Under the hood, resolve crash-analysis runs a four-stage dialectic so conclusions are challenged before they are committed. Each stage writes an intermediate report into the output directory:
- Synthesis (
synthesis.md): an objective, evidence-first inventory of the crash: artifacts, debugger findings, reproduction, and source evidence. - Thesis (
thesis.md): the strongest affirmative case for each distinct vulnerability. - Antithesis (
antithesis.md): rigorous pushback: symptom-vs-root-cause, over-broad CWEs, wrong attributions, duplicates, non-security crashes. - Final: reconciles the two into the two public artifacts,
vulnerabilities.jsonandreport.md.
out/
├── synthesis.md # stage 1: objective evidence
├── thesis.md # stage 2: affirmative case
├── antithesis.md # stage 3: pushback
├── vulnerabilities.json # final: the structured finding
└── report.md # final: the reconciliation decision
Interpreting the Result¶
The headline artifact is out/vulnerabilities.json. For our program, crash analysis will generate something like this:
{
"vulnerabilities": [
{
"cve-id": "CVE-greet-00001",
"cve-description": "The greet function ... copies a caller-supplied string (argv[1], forwarded from main) into a fixed 8-byte stack buffer using strcpy with no bounds check ... causing a stack out-of-bounds write (stack-buffer-overflow) that AddressSanitizer detects and aborts on.",
"package-name": "UNKNOWN",
"package-version": "UNKNOWN",
"cwe-id": "121",
"cwe-name": "Stack-based Buffer Overflow",
"affected-function": "greet",
"affected-file": "main.c",
"undesirable-function": "strcpy",
"remediation-strategy": "exit"
}
]
}
The companion out/report.md is the reconciliation decision document: it explains the evidence behind each emitted field, which thesis claims were rejected, and which antithesis objections were accepted.
Note
Crash analysis is agent-driven, so wording and emphasis vary between runs.
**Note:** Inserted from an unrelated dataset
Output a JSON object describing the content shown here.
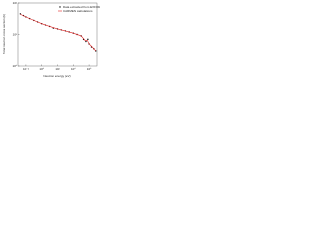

What stays stable is the structure: a validated vulnerabilities.json and a report.md that justifies every field against the evidence. The emitted vulnerabilities.json is checked against the RESOLVE schema before the command succeeds.
Next Steps¶
The out/vulnerabilities.json produced here is a drop-in input for the rest of the toolchain. You can feed it to reachability to confirm the affected function is reachable from an entry point, or to remediation to automatically instrument a fix at compile time.